I don’t know where they’re going with Eleven. I am real reticent about them bringing back “Papa”. I know we never saw a body, which means nothing’s for sure in genre stories, but it still feels like a cheat for him to be back. More than that, they presented him as an abusive parent, and yet are hinting that he at least sort of has Eleven’s interests at heart? It makes me uncomfortable. I’m not averse to moral ambiguity in characters or stories, but I’m leery about where they’re going with this.

To the point, I like the idea that Owens isn’t necessarily the pure-hearted guy we thought. The notion that he seems amiable and avuncular, but is actually turning Eleven over to the same group of people who hurt her originally is an interesting one. But I’m not sure they’re going that way, and he’s still worried about her health and safety during the new “training” so who knows.

All of that said, I’m intrigued by what they’re actually doing with Eleven. We’ve seen her power come from a sense of protection, love, and even anger before. But this suggests it can come from a downright murderous rage. We saw hints of this sort of thing, a connection to her powers, with her escapades with her “lost sister”. But there’s emotional depths to plumb if this is what makes her a “superhero” again.

But everything else is pretty weak. The junior detectives in Hawkins figure out that Vecna is skulking around the Creels’ old house, which...duh? It seemed pretty obvious, the point that I assumed the house had been torn down and replaced with the trailer park. There’s not much to glean from the gang doing a haunted house experience.

They continue to gesture toward putting Steve and Nancy back together, which bleh. They also gesture to putting Max and Lucas back together, which I’m on board with. And the meta-ish back and forth between Steve and Dustin continues to be gold. But otherwise, it’s a bunch of cheap, standard scares, and some more arachnid imagery that suggests Vecna is luring victims into his web and feeding on them like a spider does to a fly. It’s all fine, but nothing special.

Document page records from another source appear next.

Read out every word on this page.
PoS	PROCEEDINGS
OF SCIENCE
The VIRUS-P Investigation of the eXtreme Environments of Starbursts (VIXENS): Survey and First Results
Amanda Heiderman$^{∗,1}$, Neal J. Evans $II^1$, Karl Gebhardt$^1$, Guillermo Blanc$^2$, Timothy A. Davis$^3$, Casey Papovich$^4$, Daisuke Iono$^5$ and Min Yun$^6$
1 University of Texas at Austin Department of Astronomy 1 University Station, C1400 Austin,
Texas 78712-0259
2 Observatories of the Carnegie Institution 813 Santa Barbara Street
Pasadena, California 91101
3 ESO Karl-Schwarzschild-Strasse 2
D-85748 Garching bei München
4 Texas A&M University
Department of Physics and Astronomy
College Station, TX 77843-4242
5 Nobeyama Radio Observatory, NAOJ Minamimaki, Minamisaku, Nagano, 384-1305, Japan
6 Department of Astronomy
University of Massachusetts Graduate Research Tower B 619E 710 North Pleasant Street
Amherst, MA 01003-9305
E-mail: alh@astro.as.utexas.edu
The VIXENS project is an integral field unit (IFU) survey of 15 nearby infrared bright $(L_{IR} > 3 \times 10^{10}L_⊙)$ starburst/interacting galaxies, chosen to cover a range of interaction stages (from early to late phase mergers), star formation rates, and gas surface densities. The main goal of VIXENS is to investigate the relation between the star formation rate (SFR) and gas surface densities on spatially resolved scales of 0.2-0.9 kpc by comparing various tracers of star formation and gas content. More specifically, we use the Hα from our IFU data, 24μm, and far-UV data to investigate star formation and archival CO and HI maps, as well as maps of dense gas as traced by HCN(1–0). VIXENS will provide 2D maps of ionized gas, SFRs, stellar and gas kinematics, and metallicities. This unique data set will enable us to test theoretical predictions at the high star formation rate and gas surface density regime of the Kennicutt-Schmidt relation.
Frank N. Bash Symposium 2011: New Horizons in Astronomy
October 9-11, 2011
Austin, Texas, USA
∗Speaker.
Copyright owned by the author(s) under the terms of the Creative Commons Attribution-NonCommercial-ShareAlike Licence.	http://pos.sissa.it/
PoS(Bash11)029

There’s nothing special about Jason and the basketball jerks pursuing Eddie either. We get another kill, but beyond that, this whole subplot is treading water, literally in Jason’s case. They know that Lucas is a traitor, and they’ve scared Eddie out of his hiding place, but for the most part this is all table-setting.

The California contingent isn’t much better off. Again, they’re mostly in an interstitial phase, burying the agent who helped them and finding a pretty basic clue. They lay it on pretty thick with Will’s comments to Mike about it being hard to tell someone how you feel for fear they won’t understand. The double meaning, of Mike being hesitant to say “I love you”, and Will being hesitant to express his feelings for Mike, is good storytelling though. And I’m interested to see them deciding to link up with Dustin’s girlfriend Susie to take advantage of her hacking skills, which at least adds a new element to the mix.

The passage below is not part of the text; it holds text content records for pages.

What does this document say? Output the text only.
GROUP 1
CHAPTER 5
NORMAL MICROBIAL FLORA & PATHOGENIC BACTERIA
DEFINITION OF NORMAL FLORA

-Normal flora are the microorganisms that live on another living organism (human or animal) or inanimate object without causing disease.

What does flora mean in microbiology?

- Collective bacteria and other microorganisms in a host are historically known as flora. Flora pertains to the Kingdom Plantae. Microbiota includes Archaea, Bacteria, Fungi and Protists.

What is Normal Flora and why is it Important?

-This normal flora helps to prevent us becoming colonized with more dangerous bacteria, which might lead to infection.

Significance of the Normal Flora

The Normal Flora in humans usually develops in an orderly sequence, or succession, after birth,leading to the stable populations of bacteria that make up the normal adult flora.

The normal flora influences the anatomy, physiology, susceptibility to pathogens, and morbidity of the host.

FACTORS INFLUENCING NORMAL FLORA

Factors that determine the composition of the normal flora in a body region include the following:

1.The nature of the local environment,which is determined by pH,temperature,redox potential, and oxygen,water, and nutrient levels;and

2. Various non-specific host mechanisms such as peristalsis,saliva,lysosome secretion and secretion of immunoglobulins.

But the worst material in this one is the Russia/Alaska business. I figure this is supposed to be Hopper’s big episode, where he gives the grand dramatic dialogue delivering heretofore unknown backstory and grim introspection. Unfortunately, his “I am the curse” speech comes off flat and unmoving, despite using the power of montage and other TV tricks to try to make us feel something. Hopper and David Harbour were some of my favorite parts of the show in its early seasons, and I don’t know how this season has managed to drain the life out of both.

Somehow, though, it’s better than Joyce and Murray somehow managing to subdue Yuri the smuggler and successfully crash land a prop plane using only peanut butter jars and karate. Don’t get me wrong, it’s amusing to see Murray deploy his teenager taekwondo on his Russian kidnapper. But even for a show that’s always had a supernatural bent, this feels cartoony and implausible, like a cheap action movie, rather than the relatively down-to-earth take on creatures from another dimension invading a small town that Stranger Things started as. Now we’re getting into hand-to-hand combat with foreign smugglers in rocking prop planes and successfully landing them in the middle of the forest. It’s just too much.

Overall, this follows up the best episode of the season with the weakest, which is still perfectly watchable, but makes a lot of head scratch-worthy choices.